La possibilité d’utiliser le vaccin contre le HPV (en particulier les vaccins quadrivalent et nonavalent) pour prévenir les papillomes palpébraux et conjonctivaux causés par les types 6 et 11 du HPV est à l’étude 5). Bien que le vaccin développé pour prévenir le cancer du col de l’utérus puisse également être efficace pour prévenir l’apparition de papillomes dans le domaine ophtalmique, aucun essai clinique à grande échelle n’a encore été établi dans ce domaine.

Le cidofovir est un antiviral dont l’application aux lésions liées au HPV est étudiée. Il ne s’agit pas d’un traitement standard pour les papillomes de la surface oculaire, mais d’une option expérimentale pour les cas difficiles à contrôler avec les traitements existants 6).

La thérapie photodynamique a été rapportée dans un petit nombre de cas pour les papillomes réfractaires 6). L’efficacité de la PDT pour les tumeurs épithéliales liées au HPV est encore en cours de recherche.
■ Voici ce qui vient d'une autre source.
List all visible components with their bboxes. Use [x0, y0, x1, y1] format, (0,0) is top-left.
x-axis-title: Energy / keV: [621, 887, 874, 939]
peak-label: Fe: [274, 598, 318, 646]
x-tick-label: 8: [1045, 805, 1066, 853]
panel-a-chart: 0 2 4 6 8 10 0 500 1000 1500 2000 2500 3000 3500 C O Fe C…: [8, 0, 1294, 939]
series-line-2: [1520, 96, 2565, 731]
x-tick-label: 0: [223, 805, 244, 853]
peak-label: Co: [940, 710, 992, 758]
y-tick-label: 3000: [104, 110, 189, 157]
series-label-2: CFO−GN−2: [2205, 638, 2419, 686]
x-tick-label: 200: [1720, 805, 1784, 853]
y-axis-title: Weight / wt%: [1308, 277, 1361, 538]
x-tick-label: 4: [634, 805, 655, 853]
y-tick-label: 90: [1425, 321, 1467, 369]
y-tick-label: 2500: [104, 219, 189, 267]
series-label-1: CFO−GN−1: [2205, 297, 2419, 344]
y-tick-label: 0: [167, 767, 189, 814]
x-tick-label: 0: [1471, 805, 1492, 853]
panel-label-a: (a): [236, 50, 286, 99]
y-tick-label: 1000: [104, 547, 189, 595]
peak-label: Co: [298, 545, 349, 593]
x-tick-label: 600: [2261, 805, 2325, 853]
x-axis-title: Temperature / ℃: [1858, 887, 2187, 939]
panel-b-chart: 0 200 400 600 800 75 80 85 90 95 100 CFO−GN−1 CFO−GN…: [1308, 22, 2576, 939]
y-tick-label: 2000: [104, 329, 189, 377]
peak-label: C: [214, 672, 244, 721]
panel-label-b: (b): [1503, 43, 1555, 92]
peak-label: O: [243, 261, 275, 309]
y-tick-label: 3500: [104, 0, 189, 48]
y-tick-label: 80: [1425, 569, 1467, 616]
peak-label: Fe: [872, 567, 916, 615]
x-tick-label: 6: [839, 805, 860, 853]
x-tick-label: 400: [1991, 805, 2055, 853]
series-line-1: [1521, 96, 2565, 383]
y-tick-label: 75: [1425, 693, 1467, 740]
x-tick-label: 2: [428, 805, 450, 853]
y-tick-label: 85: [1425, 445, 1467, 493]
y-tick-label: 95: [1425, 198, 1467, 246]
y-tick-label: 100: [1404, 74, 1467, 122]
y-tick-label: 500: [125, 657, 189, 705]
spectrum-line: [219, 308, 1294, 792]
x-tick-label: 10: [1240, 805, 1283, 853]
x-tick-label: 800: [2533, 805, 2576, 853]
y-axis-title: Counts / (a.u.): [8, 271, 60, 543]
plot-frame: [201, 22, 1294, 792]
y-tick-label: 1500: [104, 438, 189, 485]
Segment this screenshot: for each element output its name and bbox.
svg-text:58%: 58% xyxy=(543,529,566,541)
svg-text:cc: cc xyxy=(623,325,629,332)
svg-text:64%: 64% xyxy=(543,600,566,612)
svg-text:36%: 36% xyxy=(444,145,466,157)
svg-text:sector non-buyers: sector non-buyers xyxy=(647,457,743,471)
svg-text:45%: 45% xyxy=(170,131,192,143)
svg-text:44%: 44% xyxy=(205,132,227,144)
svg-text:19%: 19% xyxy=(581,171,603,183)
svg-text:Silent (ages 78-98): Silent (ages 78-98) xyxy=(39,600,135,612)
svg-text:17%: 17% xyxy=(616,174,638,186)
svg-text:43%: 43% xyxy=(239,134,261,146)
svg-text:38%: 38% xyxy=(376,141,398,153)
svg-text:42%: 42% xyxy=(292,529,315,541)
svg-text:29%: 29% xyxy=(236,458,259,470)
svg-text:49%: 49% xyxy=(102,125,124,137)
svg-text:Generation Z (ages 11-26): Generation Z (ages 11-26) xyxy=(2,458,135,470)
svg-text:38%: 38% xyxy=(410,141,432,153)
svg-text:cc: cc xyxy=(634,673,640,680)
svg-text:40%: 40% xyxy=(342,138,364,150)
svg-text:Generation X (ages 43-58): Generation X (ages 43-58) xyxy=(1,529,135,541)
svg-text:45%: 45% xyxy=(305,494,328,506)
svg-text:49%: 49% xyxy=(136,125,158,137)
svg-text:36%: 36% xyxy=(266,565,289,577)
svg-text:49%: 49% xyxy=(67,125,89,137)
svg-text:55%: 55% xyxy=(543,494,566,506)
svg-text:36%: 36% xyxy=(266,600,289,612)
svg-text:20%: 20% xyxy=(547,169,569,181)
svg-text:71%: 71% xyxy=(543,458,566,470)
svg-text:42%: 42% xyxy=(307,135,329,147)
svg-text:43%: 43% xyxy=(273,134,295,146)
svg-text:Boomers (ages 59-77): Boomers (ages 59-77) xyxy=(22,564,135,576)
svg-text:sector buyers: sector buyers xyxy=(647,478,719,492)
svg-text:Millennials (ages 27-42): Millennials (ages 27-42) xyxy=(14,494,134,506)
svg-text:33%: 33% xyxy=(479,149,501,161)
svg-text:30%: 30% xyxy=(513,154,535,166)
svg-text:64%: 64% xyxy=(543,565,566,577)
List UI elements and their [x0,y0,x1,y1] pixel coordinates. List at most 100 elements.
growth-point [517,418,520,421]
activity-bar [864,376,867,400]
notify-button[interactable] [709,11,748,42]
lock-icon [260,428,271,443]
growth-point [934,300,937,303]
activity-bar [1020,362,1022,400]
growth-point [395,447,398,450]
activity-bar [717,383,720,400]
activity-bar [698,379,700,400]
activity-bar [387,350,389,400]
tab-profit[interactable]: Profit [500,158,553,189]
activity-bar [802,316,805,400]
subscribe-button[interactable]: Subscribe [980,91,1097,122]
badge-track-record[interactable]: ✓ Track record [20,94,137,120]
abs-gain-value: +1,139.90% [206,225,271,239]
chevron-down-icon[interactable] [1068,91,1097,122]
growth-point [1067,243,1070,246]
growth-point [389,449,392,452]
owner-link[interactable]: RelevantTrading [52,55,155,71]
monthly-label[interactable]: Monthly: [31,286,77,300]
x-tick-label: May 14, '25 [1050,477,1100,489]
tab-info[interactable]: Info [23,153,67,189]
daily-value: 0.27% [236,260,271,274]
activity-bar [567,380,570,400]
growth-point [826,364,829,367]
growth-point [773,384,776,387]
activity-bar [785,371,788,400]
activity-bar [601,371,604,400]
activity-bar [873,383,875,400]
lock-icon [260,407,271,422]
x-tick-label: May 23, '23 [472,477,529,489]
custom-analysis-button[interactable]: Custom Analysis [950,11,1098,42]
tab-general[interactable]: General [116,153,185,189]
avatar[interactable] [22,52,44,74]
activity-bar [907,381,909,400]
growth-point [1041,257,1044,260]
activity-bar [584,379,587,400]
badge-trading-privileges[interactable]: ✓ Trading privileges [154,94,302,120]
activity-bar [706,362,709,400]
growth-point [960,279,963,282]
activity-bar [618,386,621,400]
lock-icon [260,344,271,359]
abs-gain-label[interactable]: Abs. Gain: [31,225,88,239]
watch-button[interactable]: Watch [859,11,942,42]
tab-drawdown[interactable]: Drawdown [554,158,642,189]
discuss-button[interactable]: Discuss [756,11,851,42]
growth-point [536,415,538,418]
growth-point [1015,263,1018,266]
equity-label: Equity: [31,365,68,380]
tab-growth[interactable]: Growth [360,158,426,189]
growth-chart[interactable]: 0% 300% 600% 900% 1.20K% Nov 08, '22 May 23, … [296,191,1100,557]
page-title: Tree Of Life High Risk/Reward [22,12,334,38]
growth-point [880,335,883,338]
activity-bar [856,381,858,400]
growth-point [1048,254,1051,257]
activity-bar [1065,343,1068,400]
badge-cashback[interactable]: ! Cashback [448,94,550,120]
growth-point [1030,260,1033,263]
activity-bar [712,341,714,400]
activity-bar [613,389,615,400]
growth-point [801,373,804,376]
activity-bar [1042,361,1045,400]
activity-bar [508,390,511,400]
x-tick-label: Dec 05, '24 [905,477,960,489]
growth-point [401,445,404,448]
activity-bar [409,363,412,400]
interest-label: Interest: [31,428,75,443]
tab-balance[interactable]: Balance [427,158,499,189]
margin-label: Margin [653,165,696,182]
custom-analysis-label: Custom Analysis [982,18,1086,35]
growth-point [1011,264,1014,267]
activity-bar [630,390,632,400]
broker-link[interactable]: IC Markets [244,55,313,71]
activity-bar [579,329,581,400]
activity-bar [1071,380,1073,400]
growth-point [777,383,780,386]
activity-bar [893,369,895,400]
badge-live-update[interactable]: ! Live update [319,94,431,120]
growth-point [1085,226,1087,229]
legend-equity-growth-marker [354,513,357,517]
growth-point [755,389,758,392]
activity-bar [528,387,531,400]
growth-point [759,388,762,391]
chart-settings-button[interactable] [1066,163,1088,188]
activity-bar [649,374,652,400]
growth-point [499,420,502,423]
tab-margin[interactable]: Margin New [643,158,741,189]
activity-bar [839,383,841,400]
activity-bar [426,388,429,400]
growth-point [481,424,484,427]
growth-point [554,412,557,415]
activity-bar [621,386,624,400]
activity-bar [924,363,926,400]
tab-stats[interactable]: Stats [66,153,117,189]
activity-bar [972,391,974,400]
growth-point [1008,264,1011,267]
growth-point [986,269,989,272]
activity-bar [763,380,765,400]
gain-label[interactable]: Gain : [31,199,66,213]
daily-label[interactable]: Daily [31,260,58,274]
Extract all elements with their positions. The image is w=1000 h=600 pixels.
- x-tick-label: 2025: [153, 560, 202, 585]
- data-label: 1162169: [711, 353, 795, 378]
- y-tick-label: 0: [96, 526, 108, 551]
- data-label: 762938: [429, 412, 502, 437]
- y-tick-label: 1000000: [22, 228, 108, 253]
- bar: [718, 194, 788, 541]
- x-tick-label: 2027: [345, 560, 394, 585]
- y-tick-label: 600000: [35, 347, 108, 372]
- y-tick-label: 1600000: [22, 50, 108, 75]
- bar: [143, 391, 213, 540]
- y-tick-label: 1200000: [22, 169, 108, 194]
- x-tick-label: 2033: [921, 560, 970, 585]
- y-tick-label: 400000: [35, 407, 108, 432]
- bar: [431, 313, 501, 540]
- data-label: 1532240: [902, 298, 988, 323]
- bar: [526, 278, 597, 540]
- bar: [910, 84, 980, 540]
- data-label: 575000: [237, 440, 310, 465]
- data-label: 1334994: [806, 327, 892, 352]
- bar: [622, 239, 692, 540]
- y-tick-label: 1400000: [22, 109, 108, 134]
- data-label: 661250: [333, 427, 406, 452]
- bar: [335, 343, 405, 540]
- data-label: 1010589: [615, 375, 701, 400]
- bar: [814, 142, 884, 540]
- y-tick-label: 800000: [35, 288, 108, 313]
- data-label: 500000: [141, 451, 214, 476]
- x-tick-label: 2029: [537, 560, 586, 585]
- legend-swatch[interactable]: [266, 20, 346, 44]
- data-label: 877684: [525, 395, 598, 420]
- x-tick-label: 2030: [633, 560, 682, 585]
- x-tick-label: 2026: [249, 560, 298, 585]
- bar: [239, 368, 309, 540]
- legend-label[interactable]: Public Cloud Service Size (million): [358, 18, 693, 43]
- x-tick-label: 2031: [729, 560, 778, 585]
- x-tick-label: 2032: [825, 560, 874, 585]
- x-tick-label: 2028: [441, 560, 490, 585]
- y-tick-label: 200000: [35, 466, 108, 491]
  1. Sjö NC, Heegaard S, Prause JU, et al. Human papillomavirus in conjunctival papilloma. Br J Ophthalmol. 2001;85(7):785-787.
  2. Chalkia AK, Bontzos G, Spandidos DA, et al. Human papillomavirus infection and ocular surface disease. Int J Oncol. 2019;54(5):1503-1510.
  3. Chang KL, Yeh SI. Sessile papilloma mimicking giant papillary conjunctivitis. Ophthalmology. 2020;127(4):448.
  4. Schechter BA, Rand WJ, Velazquez GE, et al. Treatment of conjunctival papillomata with topical interferon alfa-2b. Am J Ophthalmol. 2002;134(2):268-270.
  5. Yıldız ZÖ, Erdem E. Ocular papilloma and HPV vaccines: a review. Turk J Ophthalmol. 2022;52(3):206-210.
  6. Kaliki S, Arepalli S, Shields CL, et al. Update on diagnosis and management of conjunctival papilloma. Eye Vis (Lond). 2019;6:18. doi:10.1186/s40662-019-0142-5.